Brian Sims of HipHopDX was more critical in his review: "hypnotic, even if the flow is not" and "nothing fancy, just bar after monotonous bar." Tom Breihan of Pitchfork also had negative feedback: "just a clicking drumbeat, a maddeningly repetitive synth line, and a swaggery brag-rap."

In year-end lists, Rolling Stone ranked "It's Goin' Down" no. 79 in its year-end "100 Best Songs of the Year" list in 2006 for showing "the power of a pure, synthy snap beat and a singsongy rhyme." The January 2007 issue of Vibe ranked the song 15th in its "60 Songs of '06" list.

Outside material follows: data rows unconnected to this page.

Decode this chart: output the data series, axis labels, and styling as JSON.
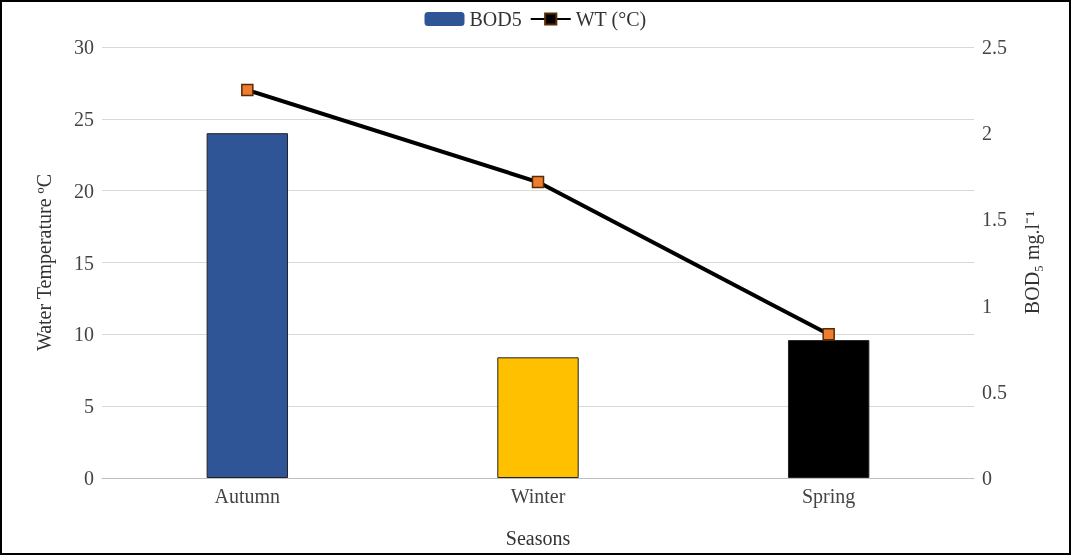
{
  "chart_data": {
    "type": "bar",
    "xlabel": "Seasons",
    "ylabel": "Water Temperature ºC",
    "y2label": "BOD₅ mg.l⁻¹",
    "categories": [
      "Autumn",
      "Winter",
      "Spring"
    ],
    "series": [
      {
        "name": "BOD5",
        "axis": "y2",
        "color": "#2f5597",
        "colors": [
          "#2f5597",
          "#ffc000",
          "#000000"
        ],
        "values": [
          2.0,
          0.7,
          0.8
        ]
      },
      {
        "name": "WT (°C)",
        "type": "line",
        "axis": "y",
        "color": "#000000",
        "marker": "square",
        "values": [
          27,
          20.6,
          10
        ]
      }
    ],
    "ylim": [
      0,
      30
    ],
    "yticks": [
      0,
      5,
      10,
      15,
      20,
      25,
      30
    ],
    "y2lim": [
      0,
      2.5
    ],
    "y2ticks": [
      0,
      0.5,
      1,
      1.5,
      2,
      2.5
    ],
    "grid": "y",
    "legend": "top"
  }
}
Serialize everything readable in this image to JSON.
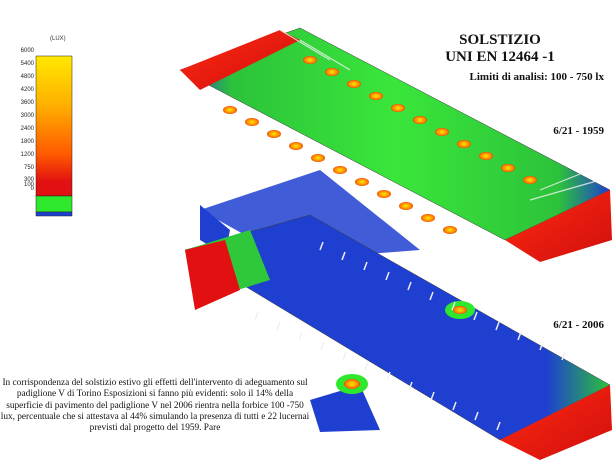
{
  "legend": {
    "unit": "(LUX)",
    "ticks": [
      "6000",
      "5400",
      "4800",
      "4200",
      "3600",
      "3000",
      "2400",
      "1800",
      "1200",
      "750",
      "300",
      "100",
      "0"
    ]
  },
  "title": {
    "line1": "SOLSTIZIO",
    "line2": "UNI EN 12464 -1",
    "limits": "Limiti di analisi: 100 - 750 lx"
  },
  "labels": {
    "top": "6/21 -  1959",
    "bottom": "6/21 -  2006"
  },
  "caption": "In corrispondenza del solstizio estivo gli effetti dell'intervento di adeguamento sul padiglione V di Torino Esposizioni si fanno più evidenti: solo il 14% della superficie di pavimento del padiglione V nel 2006 rientra nella forbice 100 -750 lux, percentuale che si attestava al 44% simulando la presenza di tutti e 22 lucernai previsti dal progetto del 1959. Pare",
  "colors": {
    "blue": "#1f3fd0",
    "green": "#2ee82e",
    "red": "#e41b12",
    "yellow": "#ffe600",
    "orange": "#ff9a00"
  }
}
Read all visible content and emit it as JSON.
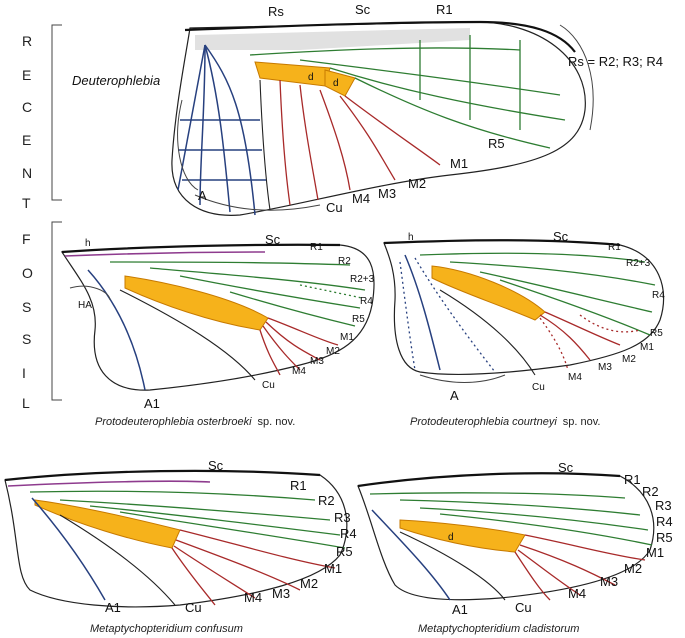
{
  "side_labels": {
    "recent": [
      "R",
      "E",
      "C",
      "E",
      "N",
      "T"
    ],
    "fossil": [
      "F",
      "O",
      "S",
      "S",
      "I",
      "L"
    ]
  },
  "recent_wing": {
    "title": "Deuterophlebia",
    "labels": {
      "rs": "Rs",
      "sc": "Sc",
      "r1": "R1",
      "r5": "R5",
      "m1": "M1",
      "m2": "M2",
      "m3": "M3",
      "m4": "M4",
      "cu": "Cu",
      "a": "A",
      "d1": "d",
      "d2": "d"
    },
    "rs_formula": "Rs = R2; R3; R4"
  },
  "fossil_1": {
    "caption_name": "Protodeuterophlebia  osterbroeki",
    "caption_suffix": "sp. nov.",
    "labels": {
      "h": "h",
      "sc": "Sc",
      "r1": "R1",
      "r2": "R2",
      "r23": "R2+3",
      "r4": "R4",
      "r5": "R5",
      "m1": "M1",
      "m2": "M2",
      "m3": "M3",
      "m4": "M4",
      "cu": "Cu",
      "a1": "A1",
      "ha": "HA"
    }
  },
  "fossil_2": {
    "caption_name": "Protodeuterophlebia courtneyi",
    "caption_suffix": "sp. nov.",
    "labels": {
      "h": "h",
      "sc": "Sc",
      "r1": "R1",
      "r23": "R2+3",
      "r4": "R4",
      "r5": "R5",
      "m1": "M1",
      "m2": "M2",
      "m3": "M3",
      "m4": "M4",
      "cu": "Cu",
      "a": "A"
    }
  },
  "fossil_3": {
    "caption_name": "Metaptychopteridium confusum",
    "labels": {
      "sc": "Sc",
      "r1": "R1",
      "r2": "R2",
      "r3": "R3",
      "r4": "R4",
      "r5": "R5",
      "m1": "M1",
      "m2": "M2",
      "m3": "M3",
      "m4": "M4",
      "cu": "Cu",
      "a1": "A1"
    }
  },
  "fossil_4": {
    "caption_name": "Metaptychopteridium cladistorum",
    "labels": {
      "sc": "Sc",
      "r1": "R1",
      "r2": "R2",
      "r3": "R3",
      "r4": "R4",
      "r5": "R5",
      "m1": "M1",
      "m2": "M2",
      "m3": "M3",
      "m4": "M4",
      "cu": "Cu",
      "a1": "A1",
      "d": "d"
    }
  },
  "colors": {
    "sc": "#8e3b8e",
    "radius": "#2e7d32",
    "media": "#a82a2a",
    "anal": "#27407f",
    "cell": "#f6b21b"
  }
}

"It's Goin' Down" was a nominee for the Grammy Award for Best Rap Song in 2007, which went to "Money Maker" by Ludacris featuring Pharrell. However, it won the Hip-Hop Track of the Year award at the BET Awards 2006.

==Remixes==
Five remixes were made for this song: the official remix features Rick Ross, Slim Thug, and Jody Breeze; one adds a verse by Cam'ron to the official remix; one features Trae; the last features Lil Wayne, Rick Ross and Currency. Rapper Lydell Lucky made a remix to the song as well, which features Paul Wall, Trae and others.

==Charts==

===Weekly charts===

| Chart (2006) | Peak position |
|---|---|
| UK Hip Hop/R&B (OCC) | 24 |
| UK Singles (OCC) | 191 |
| US Billboard Hot 100 | 3 |
| US Hot R&B/Hip-Hop Songs (Billboard) | 1 |
| US Hot Rap Songs (Billboard) | 1 |
| US Pop Airplay (Billboard) | 20 |
| US Pop 100 (Billboard) | 8 |
| US Rhythmic Airplay (Billboard) | 1 |

===Year-end charts===

| Chart (2006) | Position |
|---|---|
| US Billboard Hot 100 | 18 |
| US Hot R&B/Hip-Hop Songs (Billboard) | 4 |
| US Rhythmic (Billboard) | 6 |

==Certifications==

| Region | Certification | Certified units/sales |
| United States (RIAA) | 3× Platinum | 3,000,000^{^} |
^{^} Shipments figures based on certification alone.